À 71 ans, Boulmer a déclaré : "Les années passent, il est sage de garder raison". Un sentiment partagé par de nombreux élus face à des conseils municipaux qui doivent se renouveler. Dans un article du Ouest-France, il avait précédemment exprimé ses hésitations quant à sa capacité à poursuivre la charge publique, témoignant d'une réflexion profonde sur l’engagement nécessaire à ce poste.
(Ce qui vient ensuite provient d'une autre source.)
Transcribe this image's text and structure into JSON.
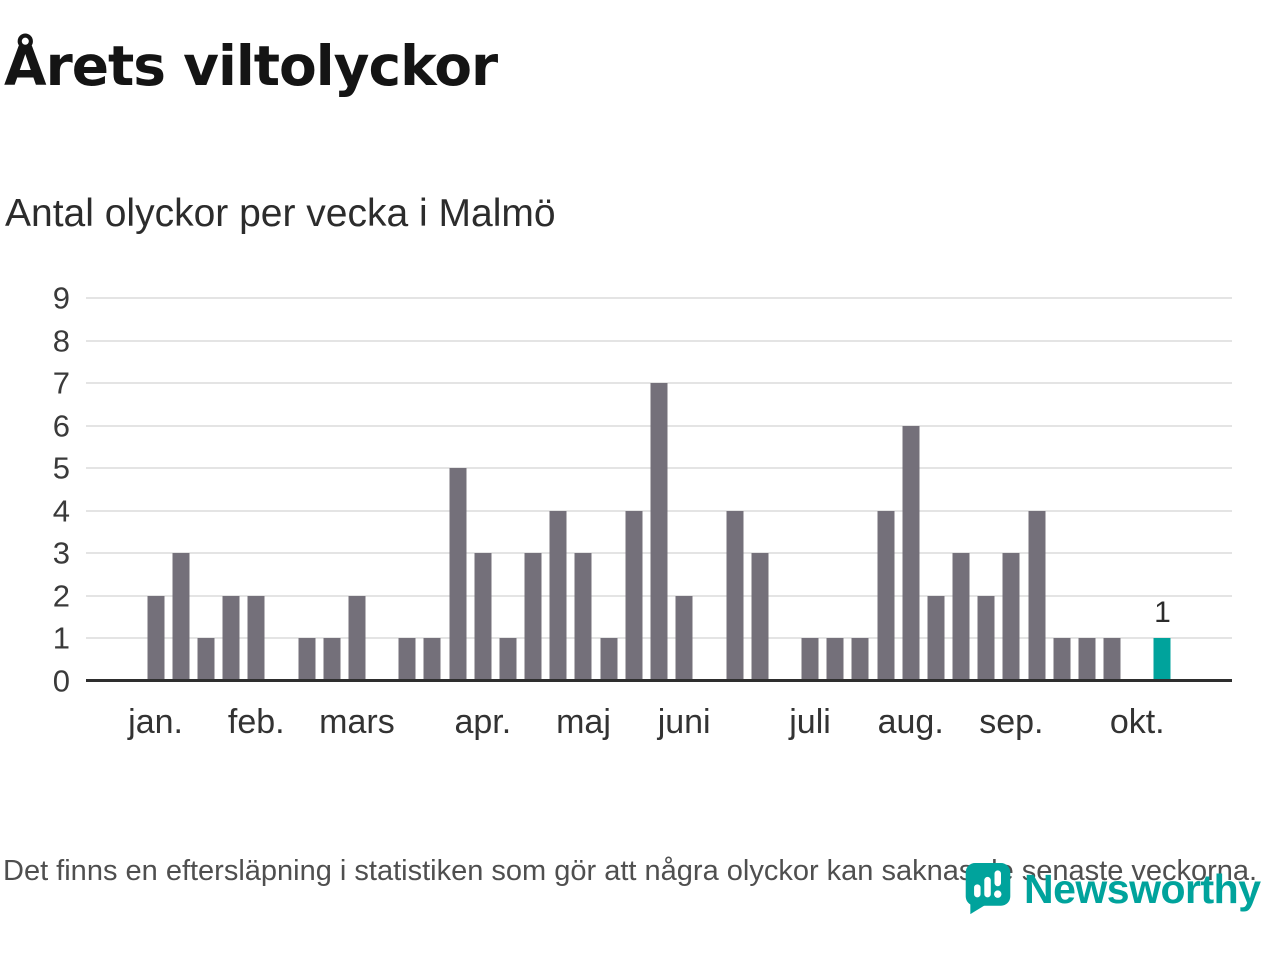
{
  "title": "Årets viltolyckor",
  "subtitle": "Antal olyckor per vecka i Malmö",
  "footer": "Det finns en eftersläpning i statistiken som gör att några olyckor kan saknas de senaste veckorna.",
  "brand": {
    "name": "Newsworthy",
    "color": "#00a39c"
  },
  "chart_data": {
    "type": "bar",
    "title": "Årets viltolyckor",
    "subtitle": "Antal olyckor per vecka i Malmö",
    "values": [
      2,
      3,
      1,
      2,
      2,
      0,
      1,
      1,
      2,
      0,
      1,
      1,
      5,
      3,
      1,
      3,
      4,
      3,
      1,
      4,
      7,
      2,
      0,
      4,
      3,
      0,
      1,
      1,
      1,
      4,
      6,
      2,
      3,
      2,
      3,
      4,
      1,
      1,
      1,
      0,
      1
    ],
    "highlight_index": 40,
    "highlight_label": "1",
    "yticks": [
      0,
      1,
      2,
      3,
      4,
      5,
      6,
      7,
      8,
      9
    ],
    "ylim": [
      0,
      9
    ],
    "bar_color": "#74707a",
    "highlight_color": "#00a39c",
    "grid": "horizontal",
    "legend": "none",
    "months": [
      {
        "label": "jan.",
        "week": 1
      },
      {
        "label": "feb.",
        "week": 5
      },
      {
        "label": "mars",
        "week": 9
      },
      {
        "label": "apr.",
        "week": 14
      },
      {
        "label": "maj",
        "week": 18
      },
      {
        "label": "juni",
        "week": 22
      },
      {
        "label": "juli",
        "week": 27
      },
      {
        "label": "aug.",
        "week": 31
      },
      {
        "label": "sep.",
        "week": 35
      },
      {
        "label": "okt.",
        "week": 40
      }
    ]
  }
}
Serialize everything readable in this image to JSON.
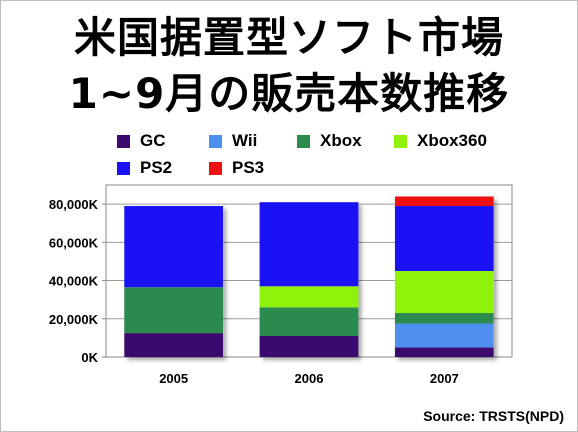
{
  "title_lines": [
    "米国据置型ソフト市場",
    "1~9月の販売本数推移"
  ],
  "source": "Source: TRSTS(NPD)",
  "chart_data": {
    "type": "bar",
    "stacked": true,
    "categories": [
      "2005",
      "2006",
      "2007"
    ],
    "ylim": [
      0,
      90000
    ],
    "yticks": [
      0,
      20000,
      40000,
      60000,
      80000
    ],
    "ytick_labels": [
      "0K",
      "20,000K",
      "40,000K",
      "60,000K",
      "80,000K"
    ],
    "grid": true,
    "legend_position": "top",
    "series": [
      {
        "name": "GC",
        "color": "#3b0a6e",
        "values": [
          12500,
          11000,
          5000
        ]
      },
      {
        "name": "Wii",
        "color": "#4f8ff0",
        "values": [
          0,
          0,
          12500
        ]
      },
      {
        "name": "Xbox",
        "color": "#2b8a4e",
        "values": [
          24000,
          15000,
          5500
        ]
      },
      {
        "name": "Xbox360",
        "color": "#8ff20a",
        "values": [
          0,
          11000,
          22000
        ]
      },
      {
        "name": "PS2",
        "color": "#1a12f5",
        "values": [
          42500,
          44000,
          34000
        ]
      },
      {
        "name": "PS3",
        "color": "#ee1111",
        "values": [
          0,
          0,
          5000
        ]
      }
    ]
  }
}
Des voisins et collègues, tels que René Canto, futur candidat à la mairie, ont émis des déclarations sur l'impact de son départ, soulignant le vide laissé par son expertise et son expérience. Boulmer a été un pilier dans le développement de nombreux projets, comme l'amélioration des infrastructures locales et l'animation culturelle de la commune.
Les citoyens de Marcillé-Raoul, quant à eux, ont exprimé leur gratitude pour les changements positifs qu'ils ont pu observer sous sa direction. "Il a su créer du lien entre les habitants, et nous allons devoir nous battre pour que son héritage se poursuive", a confié une habitante lors de la cérémonie. Ne pas se représenter est un choix difficile, mais Boulmer a insisté sur l'importance de laisser place à de nouvelles idées et visions pour l'avenir.
Alors que la commune se prépare à accueillir de nouveaux candidats, le départ de Jean-Claude Boulmer marque une transition significative dans l'histoire politique locale. La ville se tourne désormais vers l'avenir, espérant que ses nouvelles figures pourront inspirer le même sentiment d’appartenance et d’engagement.